D’où la nécessité, plaide-t-elle, d’évoquer les «droits humains» ou «droits des humains», plutôt que les «droits de l’homme». L’autrice rejoint ainsi, entre autres, l’ONG Amnesty international qui plaide pour un «langage non sexiste des droits humains», estimant que «le langage des droits de la personne humaine ne peut se permettre de promouvoir un seul genre (et sexe) en tant que catégorie universelle ni de véhiculer des préjugés : les femmes, tout comme les hommes, ont des droits. Cette reconnaissance passe par l’utilisation de termes qui admettent leur existence». Futile ? Loin de là, rétorque Eliane Viennot. «La domination masculine est un continuum, et la langue française est l’un des leviers sur lesquels on peut agir. On a besoin d’une langue égalitaire, et tout le monde peut s’y mettre facilement», défend-elle. Comment des femmes et des filles peuvent-elles s’imaginer de «fabuleux destins» si le fronton du Panthéon ne rend hommage qu’aux «grands hommes», laissant sous-entendre qu’eux seuls sont «dignes de la reconnaissance publique» ? «Le fait que les femmes y entrent au compte-gouttes est la preuve la plus manifeste qu’elles n’ont jamais été des hommes, qu’elles ne le seront jamais», argue encore Eliane Viennot.
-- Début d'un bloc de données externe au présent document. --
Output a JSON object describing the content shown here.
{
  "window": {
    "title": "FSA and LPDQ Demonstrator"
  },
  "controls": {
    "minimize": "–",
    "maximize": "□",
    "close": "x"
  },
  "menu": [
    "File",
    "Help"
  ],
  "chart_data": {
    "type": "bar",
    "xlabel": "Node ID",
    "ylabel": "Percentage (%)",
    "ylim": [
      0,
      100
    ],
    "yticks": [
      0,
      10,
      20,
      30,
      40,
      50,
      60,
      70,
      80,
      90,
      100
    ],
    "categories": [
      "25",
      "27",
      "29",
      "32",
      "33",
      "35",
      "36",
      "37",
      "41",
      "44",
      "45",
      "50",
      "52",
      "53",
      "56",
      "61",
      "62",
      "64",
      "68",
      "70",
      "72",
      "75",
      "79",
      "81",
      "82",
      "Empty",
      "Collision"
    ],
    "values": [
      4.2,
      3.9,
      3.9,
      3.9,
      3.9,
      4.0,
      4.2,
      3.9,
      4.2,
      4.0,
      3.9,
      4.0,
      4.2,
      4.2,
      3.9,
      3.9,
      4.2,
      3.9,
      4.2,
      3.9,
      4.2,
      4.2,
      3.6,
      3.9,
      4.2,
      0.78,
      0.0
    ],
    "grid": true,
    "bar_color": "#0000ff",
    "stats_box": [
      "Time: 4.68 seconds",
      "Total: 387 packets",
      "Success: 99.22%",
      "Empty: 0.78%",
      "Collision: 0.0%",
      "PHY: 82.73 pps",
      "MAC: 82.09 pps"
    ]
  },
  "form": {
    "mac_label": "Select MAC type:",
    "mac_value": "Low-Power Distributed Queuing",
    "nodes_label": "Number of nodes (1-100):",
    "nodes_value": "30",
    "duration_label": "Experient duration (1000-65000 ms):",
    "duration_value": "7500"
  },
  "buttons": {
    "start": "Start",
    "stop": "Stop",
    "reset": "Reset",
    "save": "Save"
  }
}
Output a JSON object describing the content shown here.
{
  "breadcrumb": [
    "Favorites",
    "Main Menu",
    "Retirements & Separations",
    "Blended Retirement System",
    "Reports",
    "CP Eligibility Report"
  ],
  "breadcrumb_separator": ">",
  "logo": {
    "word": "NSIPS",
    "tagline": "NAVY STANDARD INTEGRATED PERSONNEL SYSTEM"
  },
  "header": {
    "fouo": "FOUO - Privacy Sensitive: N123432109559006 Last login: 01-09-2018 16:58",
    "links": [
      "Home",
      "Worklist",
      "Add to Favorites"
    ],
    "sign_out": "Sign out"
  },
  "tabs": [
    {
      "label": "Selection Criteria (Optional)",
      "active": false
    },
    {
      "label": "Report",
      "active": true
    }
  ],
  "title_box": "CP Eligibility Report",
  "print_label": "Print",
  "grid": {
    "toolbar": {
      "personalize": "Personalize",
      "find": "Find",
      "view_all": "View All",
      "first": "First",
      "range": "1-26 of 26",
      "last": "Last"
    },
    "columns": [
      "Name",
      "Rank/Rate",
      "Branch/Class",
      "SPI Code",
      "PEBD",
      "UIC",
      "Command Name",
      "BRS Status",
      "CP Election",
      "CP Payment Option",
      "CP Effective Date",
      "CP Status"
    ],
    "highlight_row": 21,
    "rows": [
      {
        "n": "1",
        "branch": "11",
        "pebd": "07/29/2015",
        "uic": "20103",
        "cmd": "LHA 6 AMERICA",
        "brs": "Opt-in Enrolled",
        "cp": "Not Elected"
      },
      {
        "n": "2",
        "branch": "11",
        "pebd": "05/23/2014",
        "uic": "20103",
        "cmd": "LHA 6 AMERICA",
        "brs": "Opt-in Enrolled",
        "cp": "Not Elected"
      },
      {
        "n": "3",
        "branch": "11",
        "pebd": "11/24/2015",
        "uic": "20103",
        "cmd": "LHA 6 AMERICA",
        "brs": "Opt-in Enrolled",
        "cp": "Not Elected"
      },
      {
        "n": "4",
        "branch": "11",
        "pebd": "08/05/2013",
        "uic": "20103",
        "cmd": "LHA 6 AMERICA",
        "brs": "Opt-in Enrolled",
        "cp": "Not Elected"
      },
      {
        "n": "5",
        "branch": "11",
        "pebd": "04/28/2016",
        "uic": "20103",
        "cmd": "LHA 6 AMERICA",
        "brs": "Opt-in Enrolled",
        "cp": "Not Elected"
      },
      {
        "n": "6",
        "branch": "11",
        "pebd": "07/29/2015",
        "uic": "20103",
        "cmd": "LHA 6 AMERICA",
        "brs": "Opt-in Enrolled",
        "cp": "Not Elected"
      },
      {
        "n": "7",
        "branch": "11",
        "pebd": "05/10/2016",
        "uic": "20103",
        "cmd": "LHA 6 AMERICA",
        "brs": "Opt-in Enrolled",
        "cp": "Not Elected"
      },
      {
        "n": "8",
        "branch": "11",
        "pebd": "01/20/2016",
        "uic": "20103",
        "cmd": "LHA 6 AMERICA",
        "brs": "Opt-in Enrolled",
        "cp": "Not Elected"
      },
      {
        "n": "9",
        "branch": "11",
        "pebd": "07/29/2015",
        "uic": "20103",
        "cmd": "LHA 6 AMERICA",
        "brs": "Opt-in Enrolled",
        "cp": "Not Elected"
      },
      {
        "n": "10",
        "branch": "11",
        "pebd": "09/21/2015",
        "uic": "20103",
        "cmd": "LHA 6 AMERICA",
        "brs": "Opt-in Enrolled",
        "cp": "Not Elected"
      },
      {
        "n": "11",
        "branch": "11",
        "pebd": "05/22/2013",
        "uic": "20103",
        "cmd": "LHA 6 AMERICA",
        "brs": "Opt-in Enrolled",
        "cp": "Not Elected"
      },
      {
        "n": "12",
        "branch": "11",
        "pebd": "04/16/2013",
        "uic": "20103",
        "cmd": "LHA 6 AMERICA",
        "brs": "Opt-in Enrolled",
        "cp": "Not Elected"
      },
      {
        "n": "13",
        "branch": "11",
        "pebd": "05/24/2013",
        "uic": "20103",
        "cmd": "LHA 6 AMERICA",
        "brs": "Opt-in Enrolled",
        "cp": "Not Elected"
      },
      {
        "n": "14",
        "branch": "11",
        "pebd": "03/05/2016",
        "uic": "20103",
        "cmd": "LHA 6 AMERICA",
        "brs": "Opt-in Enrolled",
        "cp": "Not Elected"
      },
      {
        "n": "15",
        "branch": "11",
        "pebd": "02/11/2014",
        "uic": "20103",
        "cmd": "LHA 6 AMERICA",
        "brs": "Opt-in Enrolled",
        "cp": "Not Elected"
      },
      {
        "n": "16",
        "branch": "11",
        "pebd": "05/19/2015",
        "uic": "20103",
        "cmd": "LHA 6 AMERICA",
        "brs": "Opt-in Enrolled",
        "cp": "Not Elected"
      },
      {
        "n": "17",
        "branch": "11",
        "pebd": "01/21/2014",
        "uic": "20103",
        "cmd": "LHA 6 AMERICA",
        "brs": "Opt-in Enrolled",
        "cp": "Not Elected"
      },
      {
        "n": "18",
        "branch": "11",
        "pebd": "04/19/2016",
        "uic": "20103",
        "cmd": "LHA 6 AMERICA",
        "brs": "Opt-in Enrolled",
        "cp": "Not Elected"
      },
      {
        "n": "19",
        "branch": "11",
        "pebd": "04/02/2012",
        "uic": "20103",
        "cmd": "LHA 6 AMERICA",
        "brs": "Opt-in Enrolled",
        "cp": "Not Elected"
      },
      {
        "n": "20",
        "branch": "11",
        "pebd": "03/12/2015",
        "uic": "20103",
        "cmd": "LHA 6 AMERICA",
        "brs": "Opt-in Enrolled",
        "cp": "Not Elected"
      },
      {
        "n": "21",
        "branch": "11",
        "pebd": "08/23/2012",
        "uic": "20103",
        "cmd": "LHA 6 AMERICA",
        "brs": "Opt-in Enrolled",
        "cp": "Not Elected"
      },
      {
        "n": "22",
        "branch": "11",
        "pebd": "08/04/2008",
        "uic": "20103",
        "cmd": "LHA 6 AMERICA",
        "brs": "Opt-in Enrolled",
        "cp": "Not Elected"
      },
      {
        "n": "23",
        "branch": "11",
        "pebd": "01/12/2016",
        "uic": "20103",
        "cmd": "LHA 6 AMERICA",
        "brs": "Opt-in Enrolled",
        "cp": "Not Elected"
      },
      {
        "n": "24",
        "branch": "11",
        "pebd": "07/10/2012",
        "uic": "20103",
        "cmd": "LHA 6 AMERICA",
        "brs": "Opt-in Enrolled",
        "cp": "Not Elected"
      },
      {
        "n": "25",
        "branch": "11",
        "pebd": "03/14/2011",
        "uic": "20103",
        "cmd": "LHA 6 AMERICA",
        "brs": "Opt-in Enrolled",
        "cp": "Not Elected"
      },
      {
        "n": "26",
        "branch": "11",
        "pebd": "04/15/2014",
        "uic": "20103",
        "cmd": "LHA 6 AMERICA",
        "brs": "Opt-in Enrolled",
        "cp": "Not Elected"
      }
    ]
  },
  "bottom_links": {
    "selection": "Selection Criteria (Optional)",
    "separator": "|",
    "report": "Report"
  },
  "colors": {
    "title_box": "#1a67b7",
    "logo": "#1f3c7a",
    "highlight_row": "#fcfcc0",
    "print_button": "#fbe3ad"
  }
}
Des signes encourageants ont toutefois été observés ces dernières décennies dans divers pays francophones : pionnier, le Canada a légiféré dès 1977 sur «les droits de la personne», quand la Ligue des droits de l’homme belge est devenue, il y a trois ans, la «ligue des droits humains»… Mais la tâche promet d’être ardue, comme en attestent entre autres les polémiques récurrentes ces dernières années autour de l’écriture inclusive.

Virginie Ballet

(1) En finir avec l’homme : chronique d’une imposture d’Eliane Viennot, éd. Ixe, septembre, 121 pp., 6,50 €.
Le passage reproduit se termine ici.